Het verhaal is aldus: een plattelandsdorpje waar af en toe een schaap dood in het veld blijft, waar de dassen paren en jongen groot brengen, waar de jagers elk najaar fazanten vrij laten om ze later te kunnen schieten. Waar elk nieuwjaar vuurwerk wordt afgestoken, en in het voorjaar één of ander ritueel met klei de aandacht trekt. Waar een aantal dalen is afgesloten door een dam en zijn veranderd in stuwmeren. En waar in het binnenste van de mijnen nu en dan een flinke staaf dynamiet tot ontploffing wordt gebracht, aangekondigd door een eerste, tweede en derde sirene en flink wat stof.
Een dorp dus waar de Jacksons, de Hunters, Cathy Harris, Richard Clark, meneer Wilson, Les Thompson, dominee Jane Hughes hun dorpse leven leiden en de jongelingen James, Liam, Sophie en Rohan met elkaar opgroeien en het leven ontdekken. Het dorp waar wordt gegeten, gevreeën, gescheiden, gestorven en wordt gefeest. En één keer per jaar speelt de lokale cricketploeg tegen die van een naburig dorp en de traditie schrijft voor dat de lokale cricketploeg verliest. Gelukkig lees je ook over die ene uitzondering. Het leven verloopt zoals het in menig dorp verloopt: volkomen voorspelbaar, cyclisch en vooral: langzaam. De reiger staat steevast op de oever en in het holst van de nacht hoor je de vossen roepen. Veel natuur dus ook. Er is zelfs iemand die vlinders gaat inventariseren. Wat een heldin! Ondertussen weigert meneer Jones het elektriciteitshuisje van de school vrij te geven en later wordt bekend waarom. Elk dorp heeft zo zijn geheimen waarvoor zich het schaamt, en dit is er zo één.
Het dorpse leven wordt opgeschrikt door een verdwijning. Er verdwijnt een meisje van dertien. Rebecca heette ze, of Becky, of Bex. Deze zin wordt talloze keren herhaald. En zelfs jaren na de verdwijning duikt ze nog overal op. In café’s, in bushokjes en in vreemde landen. Al die tijd blijft de politie onderzoek doen naar de zaak, want gevonden wordt ze niet. Ja, de jongeren hierboven genoemd blijken bij nader inzien toch wel eens omgang met haar te hebben gehad. En die onfrisse zaak met meneer Jones suggereert wellicht iets duisters. Of neem dan de vader van het meisje. Die loopt bij tijden doelloos door de heuvels en wordt op een goede dag opgepakt wegens brandstichting. Heeft hij soms iets te maken met de verdwijning van het meisje. Rebecca heette ze, of Becky, of Bex.

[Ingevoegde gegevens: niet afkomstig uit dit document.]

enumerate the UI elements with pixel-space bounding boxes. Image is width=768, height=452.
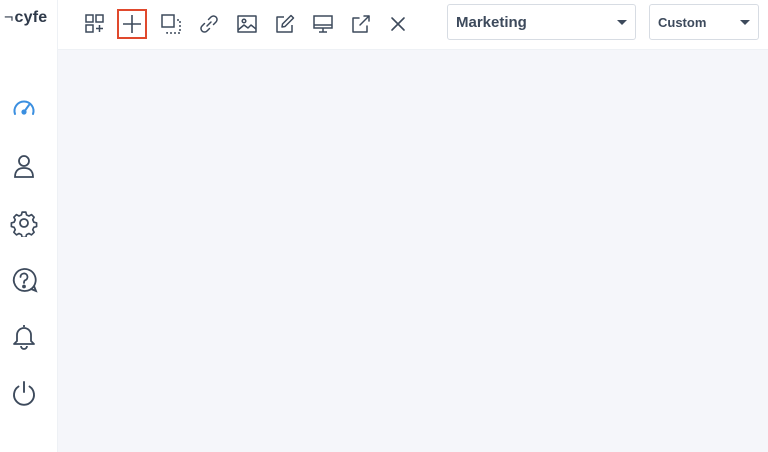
edit-dashboard-button[interactable]	[270, 9, 300, 39]
share-icon	[352, 15, 370, 33]
add-widget-icon	[85, 14, 104, 33]
sidebar-item-notifications[interactable]	[8, 320, 40, 352]
bell-icon	[13, 325, 35, 350]
gear-icon	[10, 211, 38, 237]
sidebar-item-account[interactable]	[8, 150, 40, 182]
user-icon	[14, 155, 34, 178]
tv-mode-button[interactable]	[308, 9, 338, 39]
cyfe-logo[interactable]: ¬ cyfe	[4, 9, 47, 27]
sidebar-item-help[interactable]	[8, 264, 40, 296]
copy-icon	[161, 14, 181, 34]
add-widget-button[interactable]	[80, 9, 110, 39]
logo-mark: ¬	[4, 9, 14, 26]
chevron-down-icon	[740, 20, 750, 25]
date-range-select-value: Custom	[658, 14, 707, 30]
edit-icon	[276, 14, 295, 33]
sidebar: ¬ cyfe	[0, 0, 58, 452]
date-range-select[interactable]: Custom	[649, 4, 759, 40]
export-button[interactable]	[346, 9, 376, 39]
dashboard-select[interactable]: Marketing	[447, 4, 636, 40]
share-link-button[interactable]	[194, 9, 224, 39]
plus-icon	[123, 15, 141, 33]
power-icon	[13, 381, 35, 406]
close-icon	[391, 17, 405, 31]
chevron-down-icon	[617, 20, 627, 25]
background-image-button[interactable]	[232, 9, 262, 39]
speedometer-icon	[13, 100, 35, 115]
delete-dashboard-button[interactable]	[383, 9, 413, 39]
sidebar-item-dashboards[interactable]	[8, 93, 40, 125]
dashboard-canvas[interactable]	[58, 50, 768, 452]
logo-text: cyfe	[14, 9, 48, 26]
clone-dashboard-button[interactable]	[156, 9, 186, 39]
sidebar-item-settings[interactable]	[8, 207, 40, 239]
help-icon	[12, 268, 38, 293]
link-icon	[200, 15, 218, 33]
monitor-icon	[313, 15, 333, 33]
image-icon	[237, 15, 257, 33]
add-dashboard-button[interactable]	[117, 9, 147, 39]
sidebar-item-logout[interactable]	[8, 377, 40, 409]
dashboard-select-value: Marketing	[456, 13, 527, 31]
toolbar: Marketing Custom	[58, 0, 768, 50]
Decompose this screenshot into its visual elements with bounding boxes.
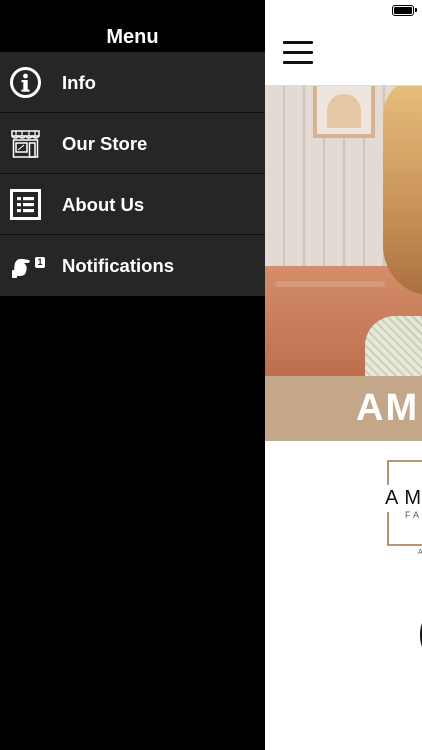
hero-sweater — [365, 316, 422, 376]
top-nav-bar — [265, 20, 422, 86]
menu-item-label: Info — [62, 72, 96, 93]
menu-item-label: Notifications — [62, 255, 175, 276]
battery-icon — [392, 5, 417, 16]
menu-list: Info Our Store About Us 1 Notifications — [0, 52, 265, 296]
notification-badge: 1 — [34, 256, 46, 269]
brand-logo-subtitle: FAS — [405, 510, 422, 520]
drawer-title: Menu — [106, 26, 159, 48]
main-screen: AM AM FAS A — [265, 0, 422, 750]
list-icon — [9, 188, 42, 221]
menu-item-our-store[interactable]: Our Store — [0, 113, 265, 174]
brand-banner-text: AM — [356, 387, 420, 429]
menu-item-info[interactable]: Info — [0, 52, 265, 113]
side-menu-drawer: Menu Info Our Store About Us 1 Notificat… — [0, 0, 265, 750]
brand-banner: AM — [265, 376, 422, 441]
menu-item-label: Our Store — [62, 133, 148, 154]
brand-logo-mark: A — [418, 549, 422, 556]
hero-image — [265, 86, 422, 376]
notification-icon: 1 — [9, 249, 46, 282]
menu-item-about-us[interactable]: About Us — [0, 174, 265, 235]
menu-item-notifications[interactable]: 1 Notifications — [0, 235, 265, 296]
hero-model — [383, 86, 422, 296]
info-icon — [9, 66, 42, 99]
brand-logo-text: AM — [381, 485, 422, 512]
hamburger-menu-icon[interactable] — [283, 41, 313, 64]
status-bar — [265, 0, 422, 20]
store-icon — [9, 127, 42, 160]
hero-picture-frame — [313, 86, 375, 138]
menu-item-label: About Us — [62, 194, 145, 215]
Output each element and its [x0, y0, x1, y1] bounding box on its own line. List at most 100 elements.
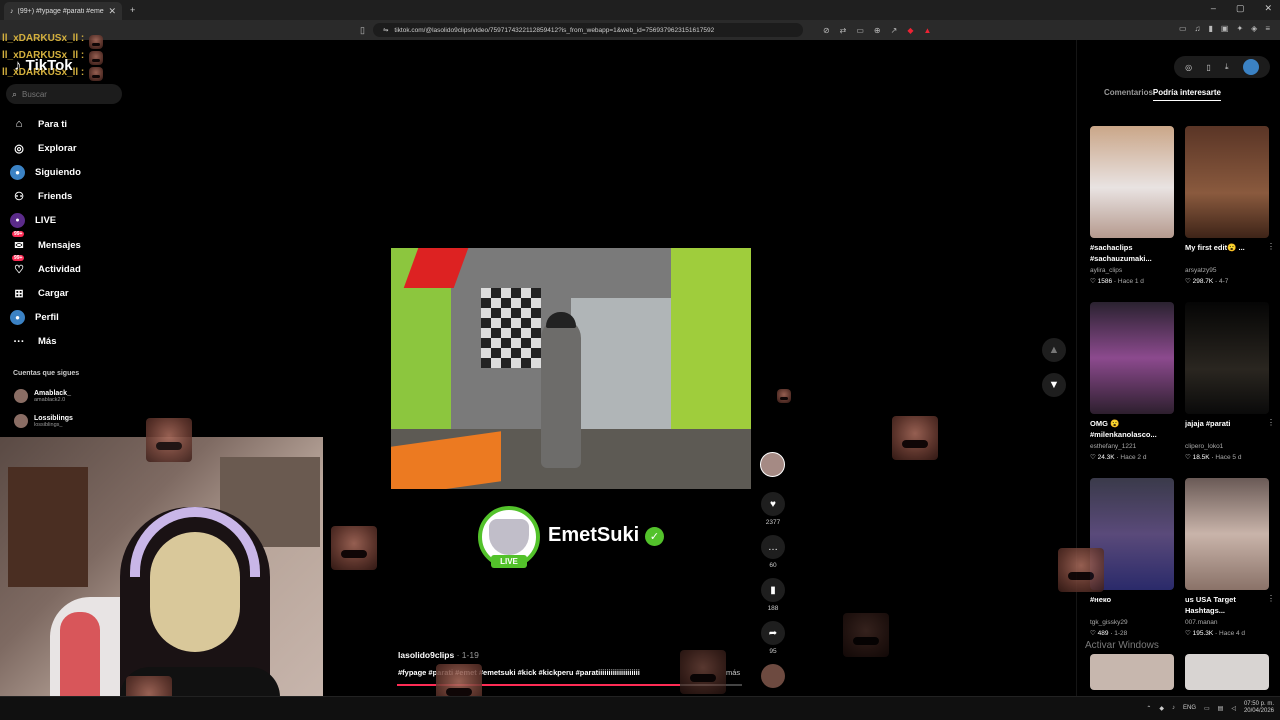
recommended-video-card[interactable]: jajaja #parati clipero_loko1 ♡ 18.5K · H…	[1185, 302, 1275, 461]
tiktok-favicon-icon: ♪	[10, 7, 14, 15]
brave-shield-icon[interactable]: ◆	[907, 26, 913, 35]
recommended-video-card[interactable]: #sachaclips #sachauzumaki... aylira_clip…	[1090, 126, 1174, 285]
author-avatar[interactable]	[760, 452, 785, 477]
card-user[interactable]: arsyatzy95	[1185, 267, 1269, 274]
display-icon[interactable]: ▭	[1204, 705, 1210, 712]
wallet-icon[interactable]: ▣	[1221, 24, 1229, 33]
following-account[interactable]: Amablack_ amablack2.0	[14, 389, 71, 403]
system-tray: ⌃ ◆ ♪ ENG ▭ ▤ ◁ 07:50 p. m. 20/04/2026	[1146, 701, 1274, 715]
sidebar-item-live[interactable]: ● LIVE	[10, 209, 81, 233]
avatar	[14, 389, 28, 403]
save-count: 188	[767, 605, 779, 612]
share-icon[interactable]: ↗	[891, 26, 898, 35]
card-user[interactable]: tgk_gissky29	[1090, 619, 1174, 626]
url-field[interactable]: ⇋ tiktok.com/@lasolido9clips/video/75971…	[372, 23, 803, 37]
network-icon[interactable]: ▤	[1218, 705, 1224, 712]
video-thumbnail[interactable]	[1185, 126, 1269, 238]
card-user[interactable]: clipero_loko1	[1185, 443, 1269, 450]
address-bar: ▯ ⇋ tiktok.com/@lasolido9clips/video/759…	[0, 20, 1280, 40]
like-action[interactable]: ♥ 2377	[761, 492, 785, 526]
vpn-icon[interactable]: ◈	[1251, 24, 1257, 33]
more-options-icon[interactable]: ⋮	[1267, 418, 1275, 427]
video-thumbnail[interactable]	[1185, 654, 1269, 690]
sidebar-item-explorar[interactable]: ◎ Explorar	[10, 136, 81, 160]
comment-icon[interactable]: …	[761, 535, 785, 559]
more-options-icon[interactable]: ⋮	[1267, 242, 1275, 251]
chevron-up-icon[interactable]: ⌃	[1146, 705, 1151, 712]
sidebar-item-perfil[interactable]: ● Perfil	[10, 306, 81, 330]
translate-icon[interactable]: ⇄	[840, 26, 847, 35]
video-thumbnail[interactable]	[1185, 302, 1269, 414]
no-tracking-icon[interactable]: ⊘	[823, 26, 830, 35]
sidebar-item-actividad[interactable]: ♡ 99+ Actividad	[10, 255, 81, 281]
mic-icon[interactable]: ♪	[1172, 705, 1175, 711]
music-icon[interactable]: ♫	[1195, 24, 1201, 33]
search-box[interactable]: ⌕	[6, 84, 122, 104]
close-window-icon[interactable]: ✕	[1264, 3, 1272, 14]
chevron-up-icon[interactable]: ▲	[1042, 338, 1066, 362]
sidebar-item-friends[interactable]: ⚇ Friends	[10, 185, 81, 209]
comment-action[interactable]: … 60	[761, 535, 785, 569]
sidebar-item-para-ti[interactable]: ⌂ Para ti	[10, 112, 81, 136]
bookmark-icon[interactable]: ▮	[761, 578, 785, 602]
more-options-icon[interactable]: ⋮	[1267, 594, 1275, 603]
recommended-video-card[interactable]: us USA Target Hashtags... 007.manan ♡ 19…	[1185, 478, 1275, 637]
lang-indicator[interactable]: ENG	[1183, 705, 1196, 711]
minimize-icon[interactable]: –	[1211, 3, 1216, 14]
download-icon[interactable]: ⤓	[1225, 62, 1229, 72]
following-account[interactable]: Lossiblings lossiblings_	[14, 414, 73, 428]
volume-icon[interactable]: ◁	[1231, 705, 1236, 712]
card-date: Hace 1 d	[1117, 278, 1144, 285]
card-likes: 489	[1097, 630, 1109, 637]
sidebar-icon[interactable]: ▮	[1209, 24, 1213, 33]
video-author[interactable]: lasolido9clips · 1-19	[398, 650, 479, 660]
bookmark-icon[interactable]: ▯	[360, 25, 365, 36]
tiktok-logo[interactable]: ♪ TikTok	[14, 57, 73, 74]
card-likes: 24.3K	[1097, 454, 1115, 461]
video-thumbnail[interactable]	[1090, 302, 1174, 414]
music-disc-icon[interactable]	[761, 664, 785, 688]
video-thumbnail[interactable]	[1090, 126, 1174, 238]
chevron-down-icon[interactable]: ▼	[1042, 373, 1066, 397]
zoom-icon[interactable]: ⊕	[874, 26, 881, 35]
new-tab-icon[interactable]: +	[130, 5, 135, 15]
phone-icon[interactable]: ▯	[1206, 63, 1210, 72]
clock[interactable]: 07:50 p. m. 20/04/2026	[1244, 701, 1274, 715]
emote-sticker	[146, 418, 192, 462]
tab-comentarios[interactable]: Comentarios	[1104, 88, 1153, 101]
share-icon[interactable]: ➦	[761, 621, 785, 645]
video-player[interactable]	[391, 248, 751, 489]
close-tab-icon[interactable]: ✕	[108, 6, 116, 17]
compass-icon[interactable]: ◎	[1185, 63, 1192, 72]
tab-podria-interesarte[interactable]: Podría interesarte	[1152, 88, 1221, 101]
recommended-video-card[interactable]: My first edit😮 ... arsyatzy95 ♡ 298.7K ·…	[1185, 126, 1275, 285]
site-info-icon[interactable]: ⇋	[383, 26, 388, 34]
search-input[interactable]	[22, 89, 113, 99]
avatar[interactable]	[1242, 59, 1259, 75]
extension-icon[interactable]: ✦	[1236, 24, 1243, 33]
card-user[interactable]: 007.manan	[1185, 619, 1269, 626]
sidebar-item-cargar[interactable]: ⊞ Cargar	[10, 281, 81, 305]
recommended-video-card[interactable]: OMG 😮 #milenkanolasco... esthefany_1221 …	[1090, 302, 1174, 461]
heart-icon[interactable]: ♥	[761, 492, 785, 516]
video-thumbnail[interactable]	[1185, 478, 1269, 590]
browser-tab[interactable]: ♪ (99+) #fypage #parati #emet ✕	[4, 2, 122, 20]
sidebar-item-mas[interactable]: ··· Más	[10, 330, 81, 354]
rewards-icon[interactable]: ▲	[923, 26, 931, 35]
save-action[interactable]: ▮ 188	[761, 578, 785, 612]
card-user[interactable]: esthefany_1221	[1090, 443, 1174, 450]
caption-more-link[interactable]: más	[726, 668, 740, 677]
compass-icon: ◎	[14, 142, 24, 155]
share-action[interactable]: ➦ 95	[761, 621, 785, 655]
home-icon: ⌂	[15, 118, 23, 131]
video-thumbnail[interactable]	[1090, 654, 1174, 690]
maximize-icon[interactable]: ▢	[1236, 3, 1245, 14]
card-user[interactable]: aylira_clips	[1090, 267, 1174, 274]
sidebar-item-label: Explorar	[38, 142, 77, 154]
cast-icon[interactable]: ▭	[1179, 24, 1187, 33]
menu-icon[interactable]: ≡	[1265, 24, 1270, 33]
sidebar-item-siguiendo[interactable]: ● Siguiendo	[10, 160, 81, 184]
shield-icon[interactable]: ◆	[1159, 705, 1164, 712]
sidebar-item-mensajes[interactable]: ✉ 99+ Mensajes	[10, 230, 81, 257]
pip-icon[interactable]: ▭	[856, 26, 864, 35]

De schrijfstijl van Reservoir 13 kan ik met geen enkele andere roman vergelijken. Ik las dat iemand het een verhaal vond in de sfeer van ‘en toen en toen en toen.’ Ik kan me goed voorstellen dat je met de stijl niet uit de voeten kunt. Het is een droge opsomming van kleinmenselijke gebeurtenissen. Droog en zakelijk worden ze opgediend, maar telkens met een kleine verrijking. In het begin duizelde het me van de namen. In een dorp heb je immers een vaste kern met daarom heen mensen die komen (vanwege een scheiding) en die gaan (vanwege een scheiding). Door die verrijkte herhaling krijgt het verhaal iets van berusting. Iedereen kent iedereen, het leven ligt vast, en voor datgene wat het daglicht niet verdragen kan, schamen we ons diep en daar wijden we dan ook geen woorden aan. Veranderingen zijn kleinmenselijk, groter worden ze niet. Op een enkele uitzondering na, bijvoorbeeld als er een meisje verdwijnt en niet wordt gevonden. Dat zweeft dan als een geest boven de heidevelden en het dorp en het vervult de harten van alle mensen.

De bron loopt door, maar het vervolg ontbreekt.